Some Democratic lawmakers have reportedly also expressed concern about the state of weapons stockpiles, including missile defense systems such as the Terminal High Altitude Area Defense system (THAAD).

“There is a potential desperate and disastrous shortage of THAAD and Patriot systems that are necessary to protect our embassies, our bases, our civilians, and that is truly a potential disaster in the making,” Democratic Sen. Richard Blumenthal said.

Any supplemental funding bill would require bipartisan support to get through the Senate. That, as Aris Folley and Jacob Fulton note at Roll Call, “would give Democrats leverage that could affect the scope of future combat in Iran.”

Democratic leaders have come out against the war, saying that, while they don’t mourn the death of Iranian Supreme Leader Ali Khamenei, the American people don’t want a war of choice pursued with no clear endgame or public debate.

“This is not what the American people want,” Senate Minority Leader Chuck Schumer said Monday. “They don’t want a war that leads to lost American lives and that costs billions and billions of taxpayer dollars.

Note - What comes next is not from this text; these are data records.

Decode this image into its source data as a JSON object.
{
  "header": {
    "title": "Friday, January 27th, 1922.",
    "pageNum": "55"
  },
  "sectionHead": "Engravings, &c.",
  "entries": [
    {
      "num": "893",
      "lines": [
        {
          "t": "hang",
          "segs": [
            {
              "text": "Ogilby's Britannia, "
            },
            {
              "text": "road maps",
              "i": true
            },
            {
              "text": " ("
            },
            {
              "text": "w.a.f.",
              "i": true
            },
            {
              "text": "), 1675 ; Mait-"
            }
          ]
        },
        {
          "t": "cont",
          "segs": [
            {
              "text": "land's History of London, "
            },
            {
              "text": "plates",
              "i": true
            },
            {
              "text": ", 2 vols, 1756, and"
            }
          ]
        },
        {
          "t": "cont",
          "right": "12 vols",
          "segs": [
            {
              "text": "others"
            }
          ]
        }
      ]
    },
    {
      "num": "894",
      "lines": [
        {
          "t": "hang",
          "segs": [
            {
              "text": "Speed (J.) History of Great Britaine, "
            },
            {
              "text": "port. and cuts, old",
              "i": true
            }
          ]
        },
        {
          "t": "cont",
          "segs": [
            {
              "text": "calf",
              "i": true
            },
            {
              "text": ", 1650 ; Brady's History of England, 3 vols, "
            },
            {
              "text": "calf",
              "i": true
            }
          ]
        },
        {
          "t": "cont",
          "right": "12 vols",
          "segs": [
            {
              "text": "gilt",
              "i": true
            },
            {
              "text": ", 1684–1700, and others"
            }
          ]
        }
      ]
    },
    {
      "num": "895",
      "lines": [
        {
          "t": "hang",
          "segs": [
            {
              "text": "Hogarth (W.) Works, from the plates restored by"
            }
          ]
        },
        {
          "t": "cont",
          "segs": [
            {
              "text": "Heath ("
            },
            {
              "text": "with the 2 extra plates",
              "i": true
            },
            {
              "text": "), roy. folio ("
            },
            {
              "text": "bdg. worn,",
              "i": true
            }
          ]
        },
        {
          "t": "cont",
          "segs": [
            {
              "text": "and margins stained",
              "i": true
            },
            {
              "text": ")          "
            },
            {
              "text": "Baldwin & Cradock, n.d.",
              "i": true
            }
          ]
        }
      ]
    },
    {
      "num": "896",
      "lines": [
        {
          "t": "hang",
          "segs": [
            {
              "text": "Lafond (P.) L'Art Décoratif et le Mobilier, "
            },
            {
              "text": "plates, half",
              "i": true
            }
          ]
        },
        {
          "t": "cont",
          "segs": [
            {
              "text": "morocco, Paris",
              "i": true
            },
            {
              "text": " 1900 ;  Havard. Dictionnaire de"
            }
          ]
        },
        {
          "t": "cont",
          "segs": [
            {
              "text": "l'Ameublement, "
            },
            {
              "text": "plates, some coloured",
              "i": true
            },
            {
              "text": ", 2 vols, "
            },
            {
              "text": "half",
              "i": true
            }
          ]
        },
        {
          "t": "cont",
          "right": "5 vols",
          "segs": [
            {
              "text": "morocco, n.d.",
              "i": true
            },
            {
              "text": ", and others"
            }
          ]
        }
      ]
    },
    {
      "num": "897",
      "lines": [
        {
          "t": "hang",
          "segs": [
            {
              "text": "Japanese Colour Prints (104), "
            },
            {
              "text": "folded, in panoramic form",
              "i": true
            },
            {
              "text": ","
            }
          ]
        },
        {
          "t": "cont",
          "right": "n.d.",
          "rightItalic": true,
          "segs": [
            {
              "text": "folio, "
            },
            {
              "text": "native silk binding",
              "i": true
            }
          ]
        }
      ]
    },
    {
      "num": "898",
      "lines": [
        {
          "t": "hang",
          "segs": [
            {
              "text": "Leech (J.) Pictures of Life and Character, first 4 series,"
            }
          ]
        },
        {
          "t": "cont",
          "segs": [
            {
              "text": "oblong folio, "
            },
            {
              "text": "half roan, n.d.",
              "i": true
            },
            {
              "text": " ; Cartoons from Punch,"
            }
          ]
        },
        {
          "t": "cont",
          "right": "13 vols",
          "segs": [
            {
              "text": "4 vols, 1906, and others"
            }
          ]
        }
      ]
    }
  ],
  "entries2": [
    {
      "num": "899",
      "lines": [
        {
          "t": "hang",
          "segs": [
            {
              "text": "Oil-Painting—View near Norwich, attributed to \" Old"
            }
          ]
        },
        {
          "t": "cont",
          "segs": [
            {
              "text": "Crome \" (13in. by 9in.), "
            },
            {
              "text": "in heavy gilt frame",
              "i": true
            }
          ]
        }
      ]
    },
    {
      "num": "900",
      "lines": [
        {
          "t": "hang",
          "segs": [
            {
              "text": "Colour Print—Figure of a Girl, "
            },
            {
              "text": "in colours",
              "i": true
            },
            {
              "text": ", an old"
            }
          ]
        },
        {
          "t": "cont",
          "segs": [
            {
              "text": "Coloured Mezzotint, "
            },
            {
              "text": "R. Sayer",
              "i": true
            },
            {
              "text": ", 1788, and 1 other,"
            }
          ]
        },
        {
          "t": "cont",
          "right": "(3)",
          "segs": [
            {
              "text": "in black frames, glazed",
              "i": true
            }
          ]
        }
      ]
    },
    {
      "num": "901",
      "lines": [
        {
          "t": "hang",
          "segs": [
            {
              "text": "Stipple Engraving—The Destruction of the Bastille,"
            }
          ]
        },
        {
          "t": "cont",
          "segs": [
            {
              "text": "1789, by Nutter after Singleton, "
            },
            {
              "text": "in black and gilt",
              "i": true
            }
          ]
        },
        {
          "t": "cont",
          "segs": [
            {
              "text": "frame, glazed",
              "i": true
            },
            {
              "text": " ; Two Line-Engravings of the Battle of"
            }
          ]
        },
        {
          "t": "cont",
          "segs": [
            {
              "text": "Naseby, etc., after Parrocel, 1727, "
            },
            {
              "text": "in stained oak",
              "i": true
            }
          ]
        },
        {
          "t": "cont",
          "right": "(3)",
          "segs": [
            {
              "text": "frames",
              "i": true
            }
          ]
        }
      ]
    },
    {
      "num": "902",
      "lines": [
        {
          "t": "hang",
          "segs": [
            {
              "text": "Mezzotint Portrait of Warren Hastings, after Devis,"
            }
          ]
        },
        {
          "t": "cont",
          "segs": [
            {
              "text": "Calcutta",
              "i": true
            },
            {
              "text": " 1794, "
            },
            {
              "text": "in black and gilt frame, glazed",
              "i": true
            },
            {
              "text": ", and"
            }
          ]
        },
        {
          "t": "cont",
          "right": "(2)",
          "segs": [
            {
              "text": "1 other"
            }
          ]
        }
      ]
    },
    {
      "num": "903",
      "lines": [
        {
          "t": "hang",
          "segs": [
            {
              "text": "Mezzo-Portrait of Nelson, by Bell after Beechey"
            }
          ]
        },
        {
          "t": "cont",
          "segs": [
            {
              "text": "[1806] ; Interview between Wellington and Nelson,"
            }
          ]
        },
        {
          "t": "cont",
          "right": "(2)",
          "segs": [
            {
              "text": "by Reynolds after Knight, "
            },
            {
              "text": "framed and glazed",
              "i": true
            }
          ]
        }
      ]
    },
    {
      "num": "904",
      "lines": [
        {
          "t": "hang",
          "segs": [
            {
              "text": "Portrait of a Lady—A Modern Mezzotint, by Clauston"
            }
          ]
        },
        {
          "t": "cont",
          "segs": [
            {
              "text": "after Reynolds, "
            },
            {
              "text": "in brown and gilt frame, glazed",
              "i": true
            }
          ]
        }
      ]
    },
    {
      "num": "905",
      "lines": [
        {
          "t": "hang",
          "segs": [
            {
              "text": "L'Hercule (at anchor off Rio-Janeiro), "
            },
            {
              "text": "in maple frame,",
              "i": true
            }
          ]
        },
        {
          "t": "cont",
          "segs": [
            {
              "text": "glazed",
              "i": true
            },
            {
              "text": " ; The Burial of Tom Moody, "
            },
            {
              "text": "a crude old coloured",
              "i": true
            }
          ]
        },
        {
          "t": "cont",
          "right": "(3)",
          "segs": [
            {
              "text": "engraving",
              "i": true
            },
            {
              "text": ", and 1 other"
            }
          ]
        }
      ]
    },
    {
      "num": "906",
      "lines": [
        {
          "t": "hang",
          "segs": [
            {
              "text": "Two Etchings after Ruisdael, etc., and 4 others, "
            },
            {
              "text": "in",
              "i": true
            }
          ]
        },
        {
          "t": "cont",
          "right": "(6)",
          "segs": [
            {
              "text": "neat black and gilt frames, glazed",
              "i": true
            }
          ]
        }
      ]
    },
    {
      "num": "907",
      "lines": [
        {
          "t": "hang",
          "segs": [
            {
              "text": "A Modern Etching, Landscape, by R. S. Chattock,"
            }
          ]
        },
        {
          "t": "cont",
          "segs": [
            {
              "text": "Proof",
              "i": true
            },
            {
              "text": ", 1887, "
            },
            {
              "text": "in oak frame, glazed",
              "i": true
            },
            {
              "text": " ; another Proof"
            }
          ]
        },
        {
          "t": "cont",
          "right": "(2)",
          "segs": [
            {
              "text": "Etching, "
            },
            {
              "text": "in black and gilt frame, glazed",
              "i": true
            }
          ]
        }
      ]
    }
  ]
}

They don’t want a war that raises the price of gas at the pump.”

Some Democratic senators have already cautioned about the costs of war and have used the issue to hammer Republicans about domestic concerns, including the affordability crisis. 

“Trump and Republicans: Sorry, no money for your grandma’s healthcare. Also Trump and Republicans: Let’s spend billions blowing up the Middle East,” Sen. Ruben Gallego of Arizona wrote in a post on X. “They can always find money for war, just never for you.”

Democrats have also rejected Republican pressure to end the Department of Homeland Security shutdown, now in its 18th day, because of the war. Democrats continue to push for reforms at Immigration and Customs Enforcement and Customs and Border Patrol. They argue that Congress could fund all other DHS agencies, such as the Transportation Security Administration and the Federal Emergency Management Agency.

House Minority Leader Hakeem Jeffries on Tuesday dismissed the idea of funding all of DHS now. 

“Donald Trump launches an unauthorized war in the Middle East. He characterizes it as endless. He decides that he wants to spend billions of dollars to bomb Iran, rather than spend taxpayer dollars to lower the grocery bills that are crushing the American people. And then wants to use his unauthorized war as an excuse to continue spending taxpayer dollars to brutalize or kill American citizens by continuing to unleash ICE without restrictions on the American people,” Jeffries told reporters. “The whole thing is insane. Make it make sense, because it does not.”